In normal cells, euchromatin and heterochromatin are functionally compartmentalized in three dimensions within the typically spheroid- or ovoid-shaped nuclei. Aged, progeroid, and cancer cells display characteristically irregular nuclei, with an accompanying loss of heterochromatin. Very little is known about how the chromatin compartments are independently anchored within the nucleus, or how such anchoring may be disrupted in ageing and cancer. The nuclear lamina is a filamentous protein meshwork located at the inner nuclear periphery that maintains nuclear shape and serves as the major organizing platform for heterochromatin. Here, the mechanism of heterochromatin organization will be investigated, and a novel hypothesis will be tested, that heterochromatin serves a reciprocal structural role in organizing the nuclear lamina. This hypothesis has been driven by our discovery of a human structural protein, PRR14, that functions as an essential bivalent tether to attach H3K9me3-modified, HP1-bound heterochromatin to the nuclear lamina. Interestingly, PRR14 is also required for the maintenance of nuclear shape. PRR14 participates in the earliest step of mitotic nuclear reassembly by first monovalently attaching to heterochromatin during chromosome separation in anaphase, and next completes bivalent attachment to the nuclear lamina during nuclear reassembly in telophase. We hypothesize that heterochromatin-bound PRR14 may thereby act as a platform to guide reassembly of the nuclear lamina meshwork. Defects in heterochromatin-nuclear lamina attachment in telophase could thus trigger, and perpetuate, nuclear lamina and chromatin organizational defects. Additional preliminary evidence indicates that mitotic disassembly and reassembly of PRR14 are phosphoregulated through the CDK1 kinase and PP2A phosphatase. Here we propose two Specific Aims that address fundamental hypotheses regarding heterochromatin organization and nuclear shape.
In Aim 1, imaging methods will be used to test the hypothesis that heterochromatin-nuclear lamina tethering is important to organize the nuclear lamina during mitotic nuclear reassembly. Using a knockdown-add back approach, the ability of PRR14 mutants to support proper nuclear reassembly will be tested, including those mutations that specifically disable nuclear lamina or heterochromatin attachments. A second set of mutations is predicted to impact phosphoregulation of PRR14, and these will also be functionally characterized.
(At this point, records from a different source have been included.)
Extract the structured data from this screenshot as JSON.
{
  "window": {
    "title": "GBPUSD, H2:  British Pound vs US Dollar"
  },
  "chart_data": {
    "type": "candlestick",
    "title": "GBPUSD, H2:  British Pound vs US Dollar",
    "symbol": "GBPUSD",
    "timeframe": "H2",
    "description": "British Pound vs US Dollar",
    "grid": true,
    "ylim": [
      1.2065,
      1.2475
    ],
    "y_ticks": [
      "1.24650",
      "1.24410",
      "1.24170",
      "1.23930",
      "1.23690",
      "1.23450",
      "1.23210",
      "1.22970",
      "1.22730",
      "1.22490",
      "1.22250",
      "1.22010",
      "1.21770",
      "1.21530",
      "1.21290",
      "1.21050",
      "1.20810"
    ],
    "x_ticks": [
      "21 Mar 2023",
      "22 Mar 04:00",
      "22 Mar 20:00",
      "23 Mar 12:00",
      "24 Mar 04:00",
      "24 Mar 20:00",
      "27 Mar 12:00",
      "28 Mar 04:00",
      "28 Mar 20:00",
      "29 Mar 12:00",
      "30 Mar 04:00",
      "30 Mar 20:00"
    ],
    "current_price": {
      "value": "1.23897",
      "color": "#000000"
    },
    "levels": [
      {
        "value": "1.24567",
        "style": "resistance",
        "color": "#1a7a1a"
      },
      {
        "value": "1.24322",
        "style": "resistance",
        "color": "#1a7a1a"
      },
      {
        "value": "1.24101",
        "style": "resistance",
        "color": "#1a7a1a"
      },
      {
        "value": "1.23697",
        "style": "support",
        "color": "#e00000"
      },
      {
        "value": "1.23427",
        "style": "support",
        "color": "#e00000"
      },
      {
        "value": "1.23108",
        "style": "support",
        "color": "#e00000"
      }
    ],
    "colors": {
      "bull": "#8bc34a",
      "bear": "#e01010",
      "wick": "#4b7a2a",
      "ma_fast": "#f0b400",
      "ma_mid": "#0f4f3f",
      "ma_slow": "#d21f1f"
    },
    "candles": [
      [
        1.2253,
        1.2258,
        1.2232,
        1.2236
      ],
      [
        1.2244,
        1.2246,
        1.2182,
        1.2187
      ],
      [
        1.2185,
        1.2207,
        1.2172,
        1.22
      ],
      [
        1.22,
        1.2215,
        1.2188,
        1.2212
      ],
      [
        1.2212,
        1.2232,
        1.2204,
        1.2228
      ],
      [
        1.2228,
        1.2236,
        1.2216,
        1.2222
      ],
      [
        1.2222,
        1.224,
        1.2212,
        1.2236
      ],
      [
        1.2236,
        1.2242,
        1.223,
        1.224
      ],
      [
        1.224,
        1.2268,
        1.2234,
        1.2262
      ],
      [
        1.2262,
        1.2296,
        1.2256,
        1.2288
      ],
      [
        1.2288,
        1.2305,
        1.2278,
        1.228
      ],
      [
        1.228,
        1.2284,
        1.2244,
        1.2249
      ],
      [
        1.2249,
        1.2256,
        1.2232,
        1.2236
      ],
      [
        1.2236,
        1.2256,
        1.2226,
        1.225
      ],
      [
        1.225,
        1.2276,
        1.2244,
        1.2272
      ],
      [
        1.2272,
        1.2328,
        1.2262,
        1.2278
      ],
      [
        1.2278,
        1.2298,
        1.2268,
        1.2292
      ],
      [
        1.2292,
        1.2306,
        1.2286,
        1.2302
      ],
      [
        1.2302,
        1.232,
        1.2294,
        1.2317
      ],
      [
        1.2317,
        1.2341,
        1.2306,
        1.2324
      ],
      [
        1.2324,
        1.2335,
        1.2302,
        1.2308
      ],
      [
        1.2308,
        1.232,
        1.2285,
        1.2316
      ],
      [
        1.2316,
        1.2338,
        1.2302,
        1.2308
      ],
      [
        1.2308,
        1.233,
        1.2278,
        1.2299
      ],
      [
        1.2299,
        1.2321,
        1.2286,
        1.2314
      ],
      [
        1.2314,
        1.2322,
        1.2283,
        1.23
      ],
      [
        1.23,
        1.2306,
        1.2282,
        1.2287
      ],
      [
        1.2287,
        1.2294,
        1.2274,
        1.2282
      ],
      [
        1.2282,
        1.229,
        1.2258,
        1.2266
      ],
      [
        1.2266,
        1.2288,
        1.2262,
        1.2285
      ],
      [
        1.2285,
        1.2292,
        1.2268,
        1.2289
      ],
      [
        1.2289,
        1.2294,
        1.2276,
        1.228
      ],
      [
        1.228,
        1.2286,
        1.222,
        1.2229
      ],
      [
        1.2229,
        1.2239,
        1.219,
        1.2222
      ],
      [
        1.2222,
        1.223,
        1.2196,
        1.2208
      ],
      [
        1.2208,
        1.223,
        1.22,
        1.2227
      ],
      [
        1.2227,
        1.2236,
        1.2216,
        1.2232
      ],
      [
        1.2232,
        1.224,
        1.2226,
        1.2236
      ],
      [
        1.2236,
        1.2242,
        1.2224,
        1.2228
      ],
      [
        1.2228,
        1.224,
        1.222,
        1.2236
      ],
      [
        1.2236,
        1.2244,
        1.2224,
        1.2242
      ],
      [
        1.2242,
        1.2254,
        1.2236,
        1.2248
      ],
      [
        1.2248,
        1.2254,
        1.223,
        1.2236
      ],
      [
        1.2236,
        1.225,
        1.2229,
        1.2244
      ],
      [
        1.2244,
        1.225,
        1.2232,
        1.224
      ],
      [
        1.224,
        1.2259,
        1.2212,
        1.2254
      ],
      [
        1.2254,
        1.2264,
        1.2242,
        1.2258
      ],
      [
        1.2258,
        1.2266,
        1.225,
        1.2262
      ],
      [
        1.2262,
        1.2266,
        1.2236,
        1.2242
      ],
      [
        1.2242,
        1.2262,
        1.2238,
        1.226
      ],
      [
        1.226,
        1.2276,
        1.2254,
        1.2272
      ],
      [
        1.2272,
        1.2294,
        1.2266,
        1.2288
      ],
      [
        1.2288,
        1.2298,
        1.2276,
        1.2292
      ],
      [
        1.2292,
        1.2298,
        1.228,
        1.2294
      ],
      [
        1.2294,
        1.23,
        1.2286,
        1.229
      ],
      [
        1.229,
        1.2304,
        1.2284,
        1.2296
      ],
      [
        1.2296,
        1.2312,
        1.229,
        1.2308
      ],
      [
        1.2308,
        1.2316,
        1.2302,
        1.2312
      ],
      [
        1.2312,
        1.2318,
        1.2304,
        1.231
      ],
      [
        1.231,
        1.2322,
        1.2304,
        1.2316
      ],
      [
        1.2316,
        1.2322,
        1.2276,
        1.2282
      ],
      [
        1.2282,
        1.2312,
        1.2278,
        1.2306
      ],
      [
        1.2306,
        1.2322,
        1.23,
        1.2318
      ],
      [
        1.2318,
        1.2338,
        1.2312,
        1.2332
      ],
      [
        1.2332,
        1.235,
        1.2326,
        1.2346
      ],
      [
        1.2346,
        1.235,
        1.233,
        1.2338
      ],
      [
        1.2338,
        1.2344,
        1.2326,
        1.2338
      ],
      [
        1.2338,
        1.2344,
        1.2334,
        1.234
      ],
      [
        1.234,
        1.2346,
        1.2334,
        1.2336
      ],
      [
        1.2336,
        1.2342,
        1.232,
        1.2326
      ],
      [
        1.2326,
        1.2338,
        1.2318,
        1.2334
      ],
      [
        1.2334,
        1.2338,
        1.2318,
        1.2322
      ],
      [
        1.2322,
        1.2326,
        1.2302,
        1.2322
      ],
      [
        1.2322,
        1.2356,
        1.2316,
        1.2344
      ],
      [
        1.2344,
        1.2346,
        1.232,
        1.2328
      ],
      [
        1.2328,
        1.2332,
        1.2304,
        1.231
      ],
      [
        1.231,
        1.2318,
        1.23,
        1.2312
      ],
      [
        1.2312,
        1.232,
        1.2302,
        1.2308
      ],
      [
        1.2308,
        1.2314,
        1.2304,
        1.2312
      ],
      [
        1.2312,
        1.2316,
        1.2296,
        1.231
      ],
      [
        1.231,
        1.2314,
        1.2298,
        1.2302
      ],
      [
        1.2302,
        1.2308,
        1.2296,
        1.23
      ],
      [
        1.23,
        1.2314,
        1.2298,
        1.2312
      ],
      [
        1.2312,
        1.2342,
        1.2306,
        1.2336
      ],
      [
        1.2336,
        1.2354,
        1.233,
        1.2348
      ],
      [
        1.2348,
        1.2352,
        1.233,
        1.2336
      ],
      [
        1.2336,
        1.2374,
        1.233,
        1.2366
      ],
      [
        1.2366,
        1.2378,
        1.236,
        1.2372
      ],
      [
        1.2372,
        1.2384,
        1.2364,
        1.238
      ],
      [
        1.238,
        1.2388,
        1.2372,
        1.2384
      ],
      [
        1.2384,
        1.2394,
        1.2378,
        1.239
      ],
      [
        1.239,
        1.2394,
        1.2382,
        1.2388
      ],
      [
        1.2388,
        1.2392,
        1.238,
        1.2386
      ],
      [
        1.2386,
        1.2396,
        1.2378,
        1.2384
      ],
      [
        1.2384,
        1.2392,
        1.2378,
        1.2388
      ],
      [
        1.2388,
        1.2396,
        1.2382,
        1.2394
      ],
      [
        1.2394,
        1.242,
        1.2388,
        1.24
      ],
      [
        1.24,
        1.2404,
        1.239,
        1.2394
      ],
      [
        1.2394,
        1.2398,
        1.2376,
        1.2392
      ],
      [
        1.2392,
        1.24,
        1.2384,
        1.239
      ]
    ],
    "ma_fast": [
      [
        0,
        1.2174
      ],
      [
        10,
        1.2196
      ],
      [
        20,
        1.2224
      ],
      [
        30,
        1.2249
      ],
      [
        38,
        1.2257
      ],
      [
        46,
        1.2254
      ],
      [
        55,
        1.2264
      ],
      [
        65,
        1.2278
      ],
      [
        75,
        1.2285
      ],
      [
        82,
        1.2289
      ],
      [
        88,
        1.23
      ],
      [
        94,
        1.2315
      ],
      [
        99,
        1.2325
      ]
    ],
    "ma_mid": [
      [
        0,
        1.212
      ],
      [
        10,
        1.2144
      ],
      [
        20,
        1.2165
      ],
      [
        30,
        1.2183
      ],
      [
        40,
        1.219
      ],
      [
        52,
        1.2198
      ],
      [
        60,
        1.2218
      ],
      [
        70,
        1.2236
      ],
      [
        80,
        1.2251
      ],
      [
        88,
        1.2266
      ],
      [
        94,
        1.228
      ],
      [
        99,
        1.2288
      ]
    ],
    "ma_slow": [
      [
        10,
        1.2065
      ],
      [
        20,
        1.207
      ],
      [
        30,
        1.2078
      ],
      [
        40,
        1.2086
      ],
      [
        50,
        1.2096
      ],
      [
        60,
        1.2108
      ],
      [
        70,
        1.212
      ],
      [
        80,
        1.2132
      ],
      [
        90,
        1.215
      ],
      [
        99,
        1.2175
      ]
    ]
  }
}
In Aim 2, heterochromatin organization in mouse cells will be studied. Heterochromatin is organized differently in human and mouse cells, and we found that overexpression of the human PRR14 protein can trigger reorganization of mouse heterochromatin. We will perform a variety of comparative structure-function studies to understand the role of the mouse PRR14 protein and the H3K9me3 modification in heterochromatin organization. Successful completion of these aims will reveal fundamental mechanisms underlying nuclear organization, as well as identify potential origins of nuclear shape and chromatin defects in ageing and cancer.
Aged and cancer cells frequently display deformed nuclei and disorganized chromatin, and there is need to understand the mechanisms by which such deformities arise. The proposed research will investigate a specific structural protein in the human cell nucleus that is essential for maintaining both chromatin organization and nuclear shape.